What went wrong with this feature?
We designed, developed, and deployed prematurely by mistake. Yes, we deployed it accidentally. Because of this, all Insping active users received the report email with some incorrect data on it.
How it happened (The Big Issue because of a small old bug)
Actually, the story started a few months ago. We did a UI change on ‘Manage’ section which introduced a bug. Due to this bug, admins or owners will not be able add users to organizations, specifically when they have more than one organization.
We failed to notice this issue because the above is a fairly rare edge-case scenario. We developed the reports feature and we were doing a quick test, but unfortunately we ended up exactly in the edge case scenario. We found the bug and and fixed it instantly. We did not just do the UI fix, but released the weekly reports as well. Yes, instead of deploying just the front end application, we rolled out everything by running similar commands from the bash history.
What is the invalid data?
- We generated reports for 8 days instead of 7
- We showed the uptime values for the downtime as well, so now both uptime and downtime reflected the same values.
How did we correct it?
Actually, we didn’t. We had already sent the email to all the active users and we don’t know any magic spell to bring them back. So, we just made the fixes and kept the app ready. From the next week onwards, your reports will be proper. After releasing the fix, we sent an apology email to all the users explaining the situation.

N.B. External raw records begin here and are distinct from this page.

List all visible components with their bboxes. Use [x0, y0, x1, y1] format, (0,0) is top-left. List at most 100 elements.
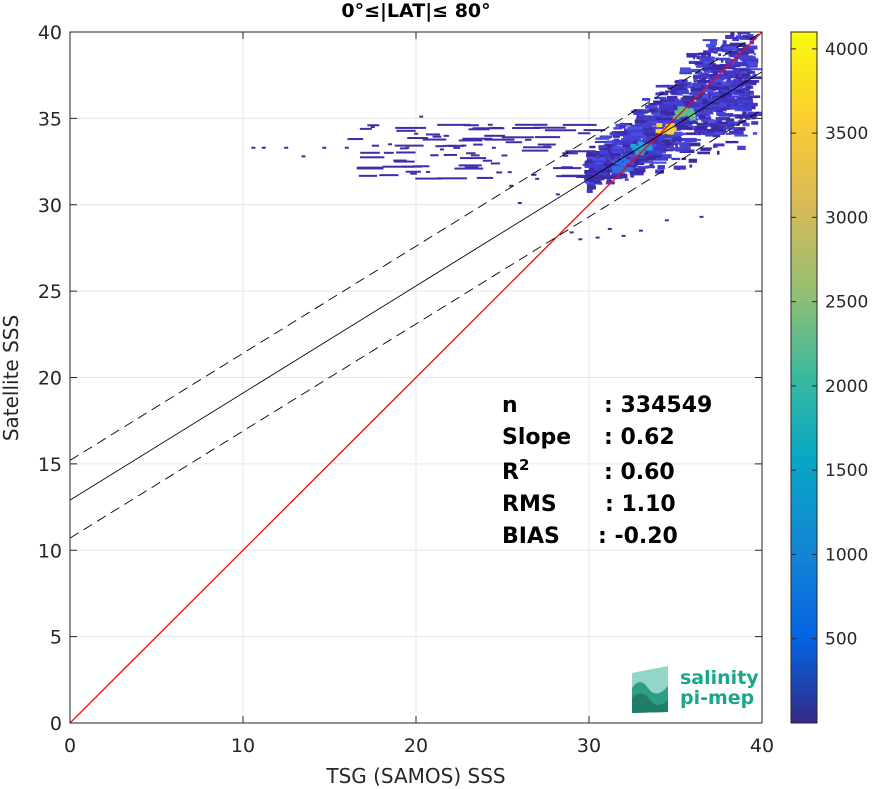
density-cell: [681, 157, 687, 161]
density-cell: [682, 121, 698, 124]
density-cell: [710, 44, 716, 48]
density-cell: [735, 76, 746, 80]
density-cell: [731, 90, 743, 94]
density-cell: [710, 57, 720, 60]
density-cell: [655, 124, 670, 129]
density-cell: [746, 86, 752, 89]
density-cell: [688, 108, 704, 113]
density-streak: [534, 136, 561, 139]
density-streak: [501, 154, 508, 157]
density-cell: [610, 133, 622, 136]
scatter-point: [251, 146, 256, 149]
density-cell: [734, 25, 746, 28]
fit-lines: [70, 32, 762, 723]
density-cell: [707, 65, 723, 70]
density-cell: [714, 91, 725, 96]
y-tick-label: 20: [38, 368, 62, 390]
density-streak: [430, 154, 439, 157]
density-streak: [501, 136, 534, 139]
density-cell: [690, 88, 705, 92]
density-cell: [688, 158, 698, 163]
density-cell: [728, 91, 740, 95]
density-cell: [732, 79, 736, 82]
density-cell: [630, 164, 635, 168]
density-cell: [746, 34, 754, 39]
density-cell: [747, 71, 752, 74]
density-streak: [405, 170, 421, 173]
scatter-point: [322, 146, 327, 149]
density-cell: [652, 127, 663, 130]
density-cell: [701, 119, 708, 122]
density-cell: [658, 104, 674, 107]
density-cell: [595, 137, 610, 140]
density-streak: [484, 138, 515, 141]
colorbar-tick-label: 2000: [825, 377, 868, 397]
density-core-cell: [620, 157, 627, 162]
density-core-cell: [655, 129, 662, 134]
density-cell: [713, 121, 728, 124]
density-cell: [723, 101, 734, 105]
density-cell: [735, 73, 739, 79]
density-streak: [544, 129, 577, 132]
density-cell: [700, 111, 711, 117]
stat-value: : 0.60: [604, 460, 675, 485]
density-core-cell: [624, 159, 631, 164]
density-cell: [597, 152, 613, 155]
density-cell: [638, 166, 649, 169]
scatter-points: [251, 86, 756, 241]
density-streak: [561, 166, 573, 169]
scatter-point: [569, 231, 574, 234]
density-cell: [729, 95, 733, 98]
density-core-cell: [617, 166, 624, 171]
stat-value: : 334549: [604, 393, 712, 418]
density-cell: [702, 39, 718, 42]
density-cell: [619, 125, 626, 129]
scatter-point: [301, 155, 306, 158]
density-streak: [521, 149, 549, 152]
density-cell: [720, 94, 733, 97]
density-cell: [657, 165, 665, 170]
density-cell: [729, 42, 746, 47]
y-tick-label: 30: [38, 195, 62, 217]
density-streak: [358, 174, 378, 177]
density-cell: [679, 71, 692, 75]
density-cell: [637, 139, 642, 144]
density-streak: [347, 138, 364, 141]
density-cell: [747, 25, 760, 28]
density-cell: [701, 63, 713, 67]
density-cell: [606, 159, 612, 162]
density-cell: [672, 138, 681, 142]
density-cell: [725, 95, 742, 98]
density-streak: [473, 143, 483, 146]
stat-value: : 0.62: [604, 425, 675, 450]
density-streak: [432, 135, 442, 138]
density-cell: [592, 168, 603, 171]
density-cell: [685, 118, 691, 122]
density-cell: [673, 107, 679, 111]
density-cell: [625, 163, 636, 166]
density-cell: [742, 102, 758, 107]
density-cell: [726, 77, 732, 82]
density-cell: [679, 142, 689, 147]
density-cell: [660, 114, 666, 117]
density-cell: [648, 123, 664, 126]
stats-block: n: 334549 Slope: 0.62 R2: 0.60 RMS: 1.10 BIA…: [502, 393, 712, 549]
scatter-point: [426, 170, 431, 173]
density-cell: [674, 142, 690, 145]
density-streak: [379, 174, 399, 177]
density-cell: [733, 127, 746, 131]
density-cell: [659, 105, 672, 110]
density-cell: [630, 174, 635, 178]
density-cell: [697, 151, 711, 155]
density-cell: [635, 158, 649, 162]
density-cell: [746, 90, 754, 95]
density-cell: [658, 118, 663, 122]
density-cell: [709, 41, 718, 46]
density-cell: [641, 116, 655, 121]
density-cell: [630, 161, 634, 164]
density-cell: [668, 147, 684, 151]
density-cell: [672, 134, 679, 137]
density-cell: [657, 149, 674, 152]
density-core-cell: [638, 141, 645, 146]
density-cell: [688, 92, 694, 95]
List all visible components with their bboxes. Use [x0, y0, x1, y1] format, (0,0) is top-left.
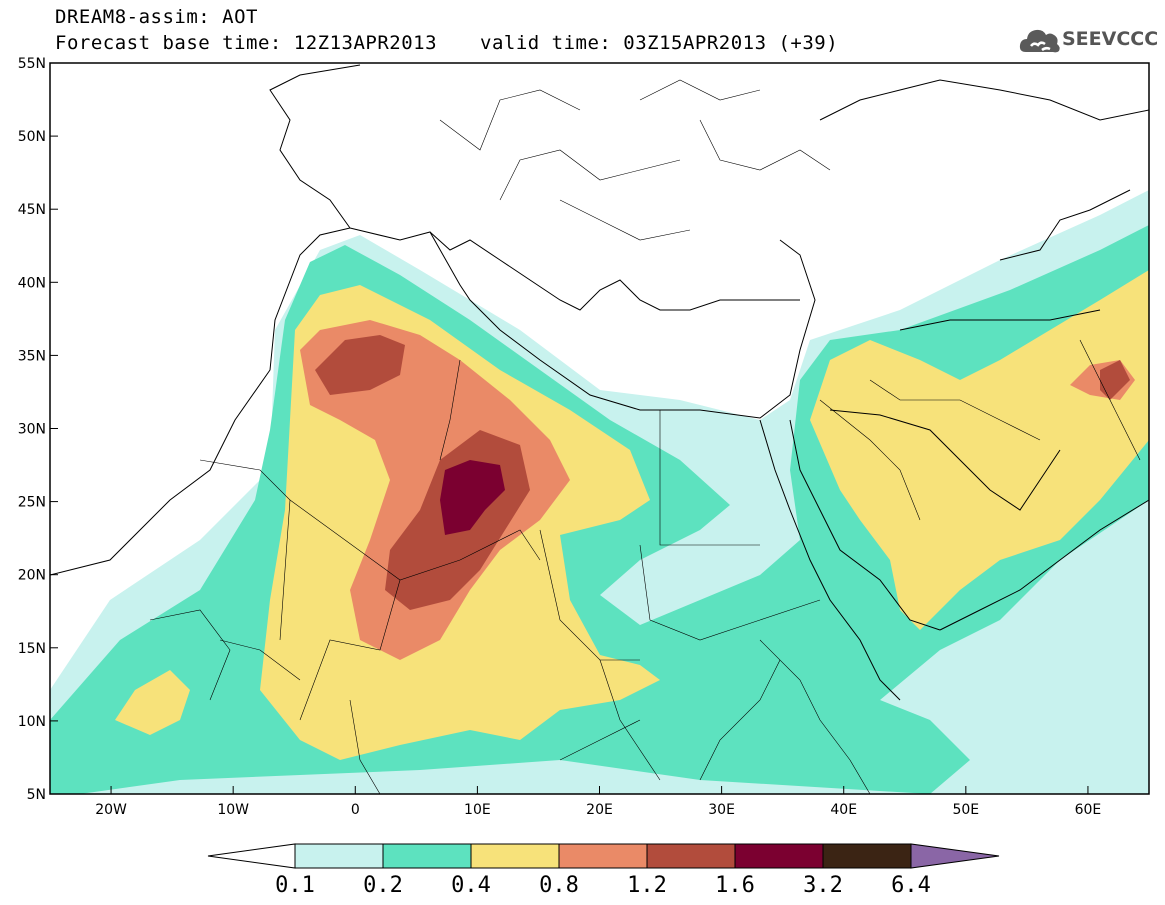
lon-tick-label: 20W — [95, 802, 127, 818]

What we could have done to avoid this mistake
- Release Pipelining with CI CD
- Avoid on-demand releases
- Focus on one thing at a time
This process will transition the code (commit revision of version control systems like git) to a release. Every feature (i.e) revision should be put into the pipeline. The pipeline process should take care of release. Typically, each release will be going trough multiple stages of pipeline and each stage will do certain sanity checks. For example in stage 1 run automated test cases, stage 2 will place it in internal beta testing environment and wait for approval from QA members, stage 3 brings it to alpha testing and finally stage 4 will release it to production.
What is this CI and CD?
Continuous Integration (CI) and Continuous Delivery (CD) can be part of the release pipelining. With continuous integration, every branch of code (any source code change can be a feature under development) can be tested as soon as possible. Continuous delivery will give the ability to release the code seamlessly, typically by a merge operation of version control systems.
Bunch of ready made solutions are available of CI and CD. Here are a few
Avoid on demand releases
The whole mistake was because we wanted to deploy the UI bug as soon as we fixed the bug, without a QA or pipe line process. On-demand quick release always involve risks like this. So we should have avoided it.
But then again, we should be able to do on demand releases in case it becomes an urgent requirement. In cases like security bugs, we can not wait for pipeline process
Focus on one thing at a time
There always are added errors in parallel processing. Even in the current advanced computing era, there are lots of issues related to concurrency like race conditions, dead locks etc. The main cause of the weekly reports error is becayse we deviated from actual works and started other (UI bug fix).
Our biggest learning has been that we should always try to focus on one prioritized thing. And we certainly promise to do so.